I miss a plethora of old forums almost every single day. I feel weird about it, as I should move on after so many years, but I can't. Nothing felt similar until now. Nothing accomplished what those forums did. Nothing got improved in any way.

You don't miss the forums themselves, of course, you miss how they made you feel. You miss the atmosphere, the people, the discussions, the way you perceived them in your head. I still remember how I was feeling when certain users were online or when they posted something new... It felt amazing and they had a certain "aura" around, you could feel their impact, ideas, personality. I was never able to feel something similar again. Old forums and the format itself made possible to care about some people in particular, to feel something when you'd remember their quality, their words, their ideas. The way I was able to interact with people from forums was never matched. They felt like characters from a really good book, but real. You knew who are you talking with before they'd talk to you. You'd understand them better than you'd understand people around you. They had hours upon hours of ideas, thoughts, grievances and frustrations. You wanted to know what someone thought about a certain subject, and the feeling you had when they finally wrote about it was incredible, especially since they wrote with the quality you were used to. You'd never find these people around you. Forums were better because people tried their hardest to offer a definitive answer. They were trying to encapsulate everything they were thinking and to become better at it.

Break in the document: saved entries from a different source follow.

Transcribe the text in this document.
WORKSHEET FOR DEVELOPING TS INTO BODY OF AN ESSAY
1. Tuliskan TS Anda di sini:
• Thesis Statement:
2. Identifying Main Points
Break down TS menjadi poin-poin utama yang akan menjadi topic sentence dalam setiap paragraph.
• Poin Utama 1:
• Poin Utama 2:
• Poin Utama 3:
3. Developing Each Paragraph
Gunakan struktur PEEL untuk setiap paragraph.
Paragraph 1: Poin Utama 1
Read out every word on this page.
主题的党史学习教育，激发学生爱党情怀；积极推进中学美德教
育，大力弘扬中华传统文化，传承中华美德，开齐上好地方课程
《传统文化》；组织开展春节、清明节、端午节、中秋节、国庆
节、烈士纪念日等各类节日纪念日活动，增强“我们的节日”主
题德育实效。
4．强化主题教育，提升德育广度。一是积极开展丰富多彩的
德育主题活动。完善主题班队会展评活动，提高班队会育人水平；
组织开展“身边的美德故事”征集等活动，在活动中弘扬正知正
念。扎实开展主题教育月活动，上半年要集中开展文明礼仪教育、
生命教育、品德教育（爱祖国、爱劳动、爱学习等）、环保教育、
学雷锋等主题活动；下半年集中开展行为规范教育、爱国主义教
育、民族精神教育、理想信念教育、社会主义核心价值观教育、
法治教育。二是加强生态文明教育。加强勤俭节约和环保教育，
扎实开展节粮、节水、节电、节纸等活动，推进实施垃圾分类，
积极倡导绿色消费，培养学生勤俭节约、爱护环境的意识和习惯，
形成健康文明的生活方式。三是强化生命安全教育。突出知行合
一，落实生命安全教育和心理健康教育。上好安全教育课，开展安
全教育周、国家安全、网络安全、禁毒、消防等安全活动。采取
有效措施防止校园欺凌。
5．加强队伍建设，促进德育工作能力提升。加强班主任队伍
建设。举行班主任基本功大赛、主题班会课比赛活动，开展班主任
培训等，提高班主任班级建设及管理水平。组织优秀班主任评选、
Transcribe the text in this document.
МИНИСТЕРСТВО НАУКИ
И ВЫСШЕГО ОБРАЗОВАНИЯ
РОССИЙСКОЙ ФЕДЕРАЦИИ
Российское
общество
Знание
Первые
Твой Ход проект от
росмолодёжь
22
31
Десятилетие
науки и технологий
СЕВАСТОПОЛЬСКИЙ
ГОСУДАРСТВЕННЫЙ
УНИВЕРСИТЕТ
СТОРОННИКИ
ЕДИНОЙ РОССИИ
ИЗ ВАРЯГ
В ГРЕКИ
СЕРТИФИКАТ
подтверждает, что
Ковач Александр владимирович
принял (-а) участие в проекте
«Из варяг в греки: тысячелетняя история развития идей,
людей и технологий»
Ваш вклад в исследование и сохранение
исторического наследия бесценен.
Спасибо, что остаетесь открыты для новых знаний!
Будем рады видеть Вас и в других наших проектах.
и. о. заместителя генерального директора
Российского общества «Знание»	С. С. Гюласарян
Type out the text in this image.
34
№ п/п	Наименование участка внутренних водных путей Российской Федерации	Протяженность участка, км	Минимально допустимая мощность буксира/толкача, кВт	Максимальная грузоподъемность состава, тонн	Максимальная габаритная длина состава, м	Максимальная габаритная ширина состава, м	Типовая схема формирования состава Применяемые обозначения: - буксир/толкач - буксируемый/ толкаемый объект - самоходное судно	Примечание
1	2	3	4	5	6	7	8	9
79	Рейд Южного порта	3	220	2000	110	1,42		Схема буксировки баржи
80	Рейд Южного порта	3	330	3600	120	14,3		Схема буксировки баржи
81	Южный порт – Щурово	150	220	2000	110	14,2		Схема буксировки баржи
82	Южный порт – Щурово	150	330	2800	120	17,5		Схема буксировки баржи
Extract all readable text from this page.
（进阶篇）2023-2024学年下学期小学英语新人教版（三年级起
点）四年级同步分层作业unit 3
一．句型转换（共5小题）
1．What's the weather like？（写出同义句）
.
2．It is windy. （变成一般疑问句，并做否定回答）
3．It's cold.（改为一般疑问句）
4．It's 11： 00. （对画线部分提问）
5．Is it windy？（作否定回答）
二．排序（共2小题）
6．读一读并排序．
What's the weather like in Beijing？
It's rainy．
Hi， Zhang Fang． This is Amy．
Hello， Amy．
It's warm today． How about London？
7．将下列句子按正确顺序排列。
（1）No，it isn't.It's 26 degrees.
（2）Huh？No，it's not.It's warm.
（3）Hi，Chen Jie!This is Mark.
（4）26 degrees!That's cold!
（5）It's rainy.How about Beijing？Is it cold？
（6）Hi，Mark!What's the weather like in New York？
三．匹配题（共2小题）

Fan fictions were common, writing a lot was something well seen. There's no other platform anymore that will invite people to write their best pieces and to have a real opinion about anything. It doesn't matter anymore. Nobody is looking through your profile history either because it's a mess anyway or because no one cares. There's no evolution, it's just laziness. Short, rubbish, without substance. I've heard people saying "why are you not saying that you just liked it" when someone started to remind me of the "old ways" of talking about movies and the likes.

You can't stop missing them when there's nothing new(er) to miss anymore.